中心部の商店街はどこもシャッター通りと化し、デパートも苦戦している。そこに品揃えで圧倒的な優位に立つ、札幌の店舗群に立ち向かえるのだろうか?
列車なら札幌ー帯広の往復で一人13000円程も掛かるが、自動車に5人で相乗りして行けば高速料金、ガソリン代を入れてもかなりな割安になる。ネックだった時間距離も大幅に短くなるとするなら、自動車を運転できる者の多くのショッピングは札幌に流れてしまうだろうことは明白だ。
希望が持てる業種として観光業をあげているが、道央の人間が、道東方面に魅力を感じて遊びに来るだろうか?
最近、ガーデン街道やシーニックバイウェイなどの新しい試みをやって頑張ってはいるが、まだまだ浸透はしていないようだ。
かなり前からの準備と宣伝をしていなければならないのだろうが、どうもその効果のほどはあまりよく見えていないように感じる。
思い付きではなくて、戦略と戦術をしっかりとした事業をやらねばならないだろう。

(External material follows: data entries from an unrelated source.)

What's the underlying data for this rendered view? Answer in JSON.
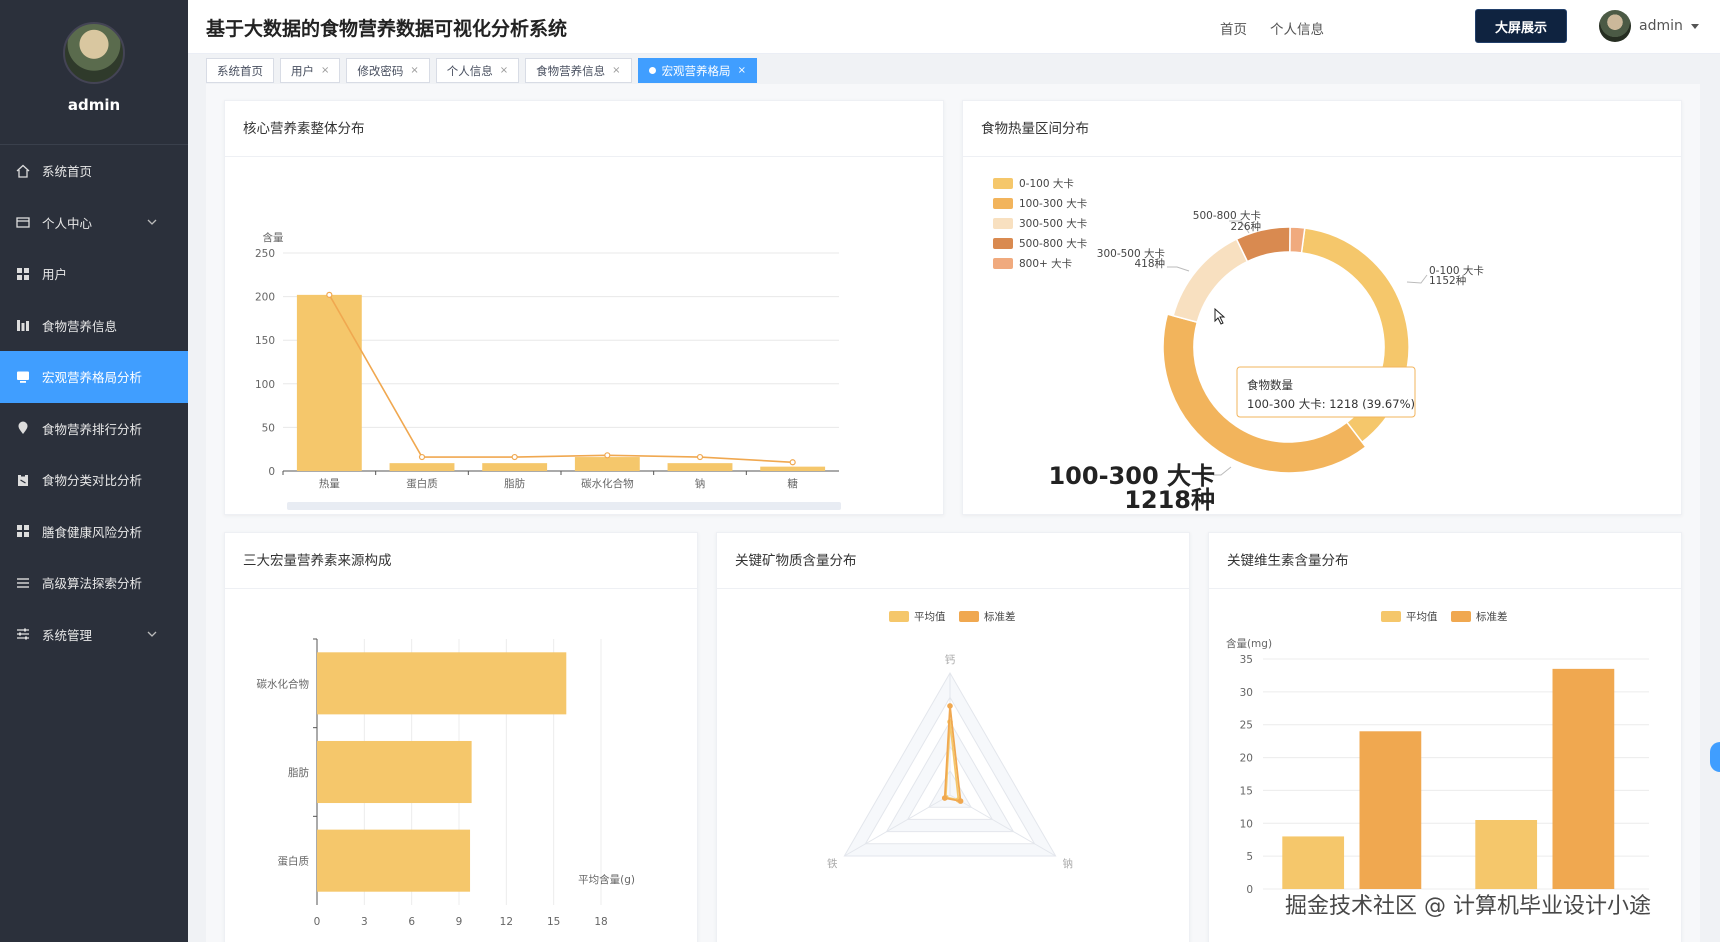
{
  "app": {
    "title": "基于大数据的食物营养数据可视化分析系统"
  },
  "sidebar": {
    "username": "admin",
    "items": [
      {
        "label": "系统首页",
        "icon": "home-icon"
      },
      {
        "label": "个人中心",
        "icon": "card-icon"
      },
      {
        "label": "用户",
        "icon": "grid-icon"
      },
      {
        "label": "食物营养信息",
        "icon": "bar-icon"
      },
      {
        "label": "宏观营养格局分析",
        "icon": "monitor-icon"
      },
      {
        "label": "食物营养排行分析",
        "icon": "pin-icon"
      },
      {
        "label": "食物分类对比分析",
        "icon": "clipboard-icon"
      },
      {
        "label": "膳食健康风险分析",
        "icon": "grid-icon"
      },
      {
        "label": "高级算法探索分析",
        "icon": "list-icon"
      },
      {
        "label": "系统管理",
        "icon": "sliders-icon"
      }
    ]
  },
  "header": {
    "nav_home": "首页",
    "nav_profile": "个人信息",
    "big_screen": "大屏展示",
    "user": "admin"
  },
  "tabs": [
    {
      "label": "系统首页",
      "closable": false
    },
    {
      "label": "用户",
      "closable": true
    },
    {
      "label": "修改密码",
      "closable": true
    },
    {
      "label": "个人信息",
      "closable": true
    },
    {
      "label": "食物营养信息",
      "closable": true
    },
    {
      "label": "宏观营养格局",
      "closable": true,
      "active": true
    }
  ],
  "cards": {
    "core": "核心营养素整体分布",
    "calorie": "食物热量区间分布",
    "macro": "三大宏量营养素来源构成",
    "mineral": "关键矿物质含量分布",
    "vitamin": "关键维生素含量分布"
  },
  "colors": {
    "accent": "#409eff",
    "bar": "#f5c76b",
    "bar2": "#f0a850",
    "sidebar": "#2b303b"
  },
  "chart_data": [
    {
      "id": "core",
      "type": "bar",
      "ylabel": "含量",
      "ylim": [
        0,
        250
      ],
      "yticks": [
        0,
        50,
        100,
        150,
        200,
        250
      ],
      "categories": [
        "热量",
        "蛋白质",
        "脂肪",
        "碳水化合物",
        "钠",
        "糖"
      ],
      "values": [
        202,
        9,
        9,
        16,
        9,
        5
      ],
      "line": [
        202,
        16,
        16,
        18,
        16,
        10
      ]
    },
    {
      "id": "calorie",
      "type": "pie",
      "series_name": "食物数量",
      "slices": [
        {
          "label": "0-100 大卡",
          "value": 1152,
          "color": "#f5c76b"
        },
        {
          "label": "100-300 大卡",
          "value": 1218,
          "color": "#f2b45c"
        },
        {
          "label": "300-500 大卡",
          "value": 418,
          "color": "#f8e0c0"
        },
        {
          "label": "500-800 大卡",
          "value": 226,
          "color": "#d98a50"
        },
        {
          "label": "800+ 大卡",
          "value": 60,
          "color": "#f0aa7e"
        }
      ],
      "callouts": {
        "s0": "0-100 大卡",
        "c0": "1152种",
        "s2": "300-500 大卡",
        "c2": "418种",
        "s3": "500-800 大卡",
        "c3": "226种"
      },
      "emphasis": {
        "label": "100-300 大卡",
        "count": "1218种"
      },
      "tooltip": {
        "title": "食物数量",
        "text": "100-300 大卡: 1218 (39.67%)"
      }
    },
    {
      "id": "macro",
      "type": "bar",
      "orientation": "horizontal",
      "xlabel": "平均含量(g)",
      "xlim": [
        0,
        18
      ],
      "xticks": [
        0,
        3,
        6,
        9,
        12,
        15,
        18
      ],
      "categories": [
        "蛋白质",
        "脂肪",
        "碳水化合物"
      ],
      "values": [
        9.7,
        9.8,
        15.8
      ]
    },
    {
      "id": "mineral",
      "type": "radar",
      "legend": [
        "平均值",
        "标准差"
      ],
      "indicators": [
        "钙",
        "钠",
        "铁"
      ],
      "max": 1,
      "series": [
        {
          "name": "平均值",
          "values": [
            0.6,
            0.08,
            0.04
          ]
        },
        {
          "name": "标准差",
          "values": [
            0.73,
            0.1,
            0.05
          ]
        }
      ]
    },
    {
      "id": "vitamin",
      "type": "bar",
      "legend": [
        "平均值",
        "标准差"
      ],
      "ylabel": "含量(mg)",
      "ylim": [
        0,
        35
      ],
      "yticks": [
        0,
        5,
        10,
        15,
        20,
        25,
        30,
        35
      ],
      "series": [
        {
          "name": "平均值",
          "values": [
            8,
            10.5
          ]
        },
        {
          "name": "标准差",
          "values": [
            24,
            33.5
          ]
        }
      ]
    }
  ],
  "watermark": "掘金技术社区 @ 计算机毕业设计小途"
}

各種の企業が足並みを揃えるにはかなり強力なリーダーシップが必要だろう。
高速道路が繋がったから人が大勢来るなんてことはありえないし、もし、あったとしても、準備もできていない店舗に誰が入ってみようと思うのだろうか?
ノー天気に、エライ人達の立場が言わせている話を、そのまま鵜呑みにして幻想を抱いてはいけない。
十勝の人たちは、言霊(ことだま)に支配されている。
最悪のケースも想定して対処する必要がある。このままでは十勝が良くなる可能性はゼロではないが、限りなくゼロに近いと私は考えている。
あらゆる方向から検討しなければ手遅れになってしまう。